Stick around on the main stage, no doubt reeling on your heels, for the next act, Sundara Karma. Let's get all of these out of the way quickly: indie, indie-pop, rock, art-rock, pop. I'd love to be able to call these guys a pop band - what a wonderful place for pop to have landed - but they really aren't. They're a band with charisma, early-Spector choruses, and endless waterfalls of guitars.
Guitars that shimmer through waves of reverb, synths that would make Slippery When Wet blush and melodies torn from the Springsteen songbook; coming together to make something wholly new, that could only have happened in a post-Arctic Fire world.
Finally, let’s talk Circa Waves. We caught them at the first headline slot at LeeFest back in 2016 and have been besotted ever since. We knew they had it then and boy oh boy do I never get tired of being right. They’re catchy, earnest and masters of the shouted refrain.

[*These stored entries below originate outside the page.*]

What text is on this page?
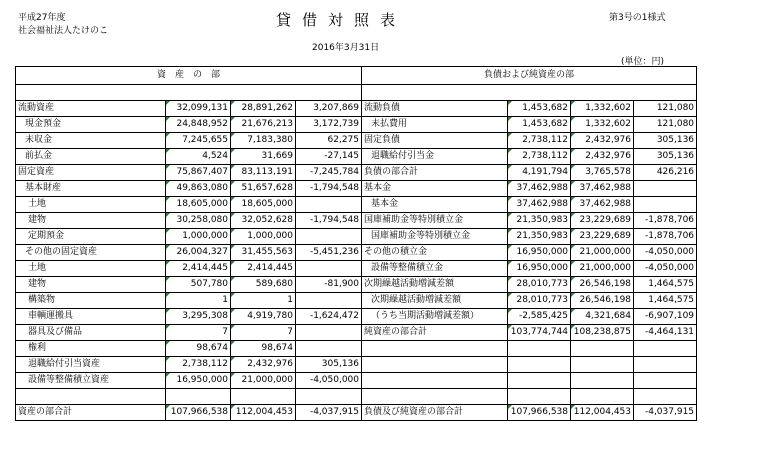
平成27年度
社会福祉法人たけのこ
貸借対照表	第3号の1様式
2016年3月31日
(単位：円)
資　産　の　部				負債および純資産の部			

流動資産	32,099,131	28,891,262	3,207,869	流動負債	1,453,682	1,332,602	121,080
現金預金	24,848,952	21,676,213	3,172,739	未払費用	1,453,682	1,332,602	121,080
未収金	7,245,655	7,183,380	62,275	固定負債	2,738,112	2,432,976	305,136
前払金	4,524	31,669	-27,145	退職給付引当金	2,738,112	2,432,976	305,136
固定資産	75,867,407	83,113,191	-7,245,784	負債の部合計	4,191,794	3,765,578	426,216
基本財産	49,863,080	51,657,628	-1,794,548	基本金	37,462,988	37,462,988	
土地	18,605,000	18,605,000		基本金	37,462,988	37,462,988	
建物	30,258,080	32,052,628	-1,794,548	国庫補助金等特別積立金	21,350,983	23,229,689	-1,878,706
定期預金	1,000,000	1,000,000		国庫補助金等特別積立金	21,350,983	23,229,689	-1,878,706
その他の固定資産	26,004,327	31,455,563	-5,451,236	その他の積立金	16,950,000	21,000,000	-4,050,000
土地	2,414,445	2,414,445		設備等整備積立金	16,950,000	21,000,000	-4,050,000
建物	507,780	589,680	-81,900	次期繰越活動増減差額	28,010,773	26,546,198	1,464,575
構築物	1	1		次期繰越活動増減差額	28,010,773	26,546,198	1,464,575
車輌運搬具	3,295,308	4,919,780	-1,624,472	（うち当期活動増減差額）	-2,585,425	4,321,684	-6,907,109
器具及び備品	7	7		純資産の部合計	103,774,744	108,238,875	-4,464,131
権利	98,674	98,674					
退職給付引当資産	2,738,112	2,432,976	305,136				
設備等整備積立資産	16,950,000	21,000,000	-4,050,000				

資産の部合計	107,966,538	112,004,453	-4,037,915	負債及び純資産の部合計	107,966,538	112,004,453	-4,037,915
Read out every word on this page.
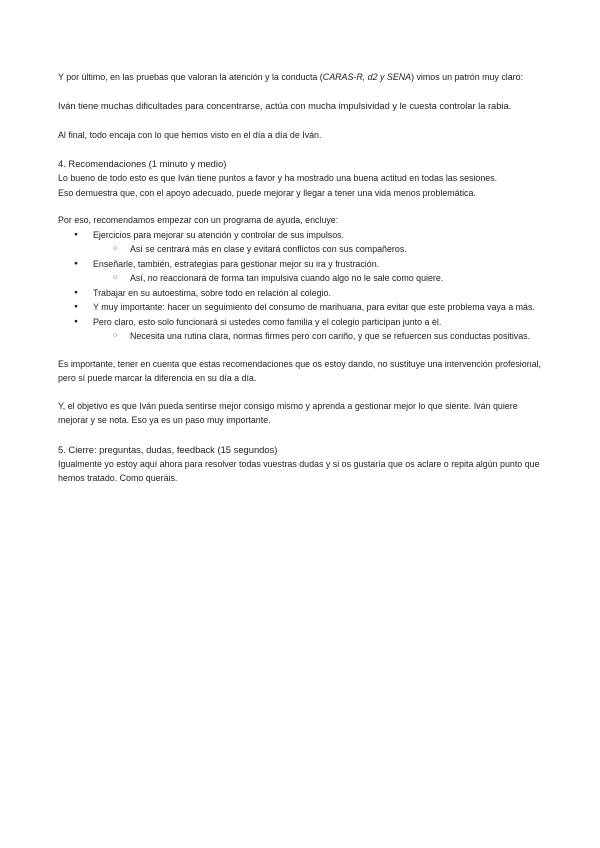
Y por último, en las pruebas que valoran la atención y la conducta (CARAS-R, d2 y SENA) vimos un patrón muy claro:

Iván tiene muchas dificultades para concentrarse, actúa con mucha impulsividad y le cuesta controlar la rabia.

Al final, todo encaja con lo que hemos visto en el día a día de Iván.

4. Recomendaciones (1 minuto y medio)

Lo bueno de todo esto es que Iván tiene puntos a favor y ha mostrado una buena actitud en todas las sesiones.

Eso demuestra que, con el apoyo adecuado, puede mejorar y llegar a tener una vida menos problemática.

Por eso, recomendamos empezar con un programa de ayuda, encluye:

● Ejercicios para mejorar su atención y controlar de sus impulsos.
○ Así se centrará más en clase y evitará conflictos con sus compañeros.
● Enseñarle, también, estrategias para gestionar mejor su ira y frustración.
○ Así, no reaccionará de forma tan impulsiva cuando algo no le sale como quiere.
● Trabajar en su autoestima, sobre todo en relación al colegio.
● Y muy importante: hacer un seguimiento del consumo de marihuana, para evitar que este problema vaya a más.
● Pero claro, esto solo funcionará si ustedes como familia y el colegio participan junto a él.
○ Necesita una rutina clara, normas firmes pero con cariño, y que se refuercen sus conductas positivas.

Es importante, tener en cuenta que estas recomendaciones que os estoy dando, no sustituye una intervención profesional, pero sí puede marcar la diferencia en su día a día.

Y, el objetivo es que Iván pueda sentirse mejor consigo mismo y aprenda a gestionar mejor lo que siente. Iván quiere mejorar y se nota. Eso ya es un paso muy importante.

5. Cierre: preguntas, dudas, feedback (15 segundos)

Igualmente yo estoy aquí ahora para resolver todas vuestras dudas y si os gustaría que os aclare o repita algún punto que hemos tratado. Como queráis.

More dramatic vocal hooks, more distortion, and if at all possible, even more urgency seems to be injected in their output year upon year. There’s Muse in their bass lines and barbed wire round their riffs. Long gone are the Kooks-tinted vocals and trebley joys of youth. Circa Waves demand to be taken seriously.
The long and short of it is, if you want to jump around to a combination of brand new and once brand new bands, I'm not sure there's a better way to spend a day.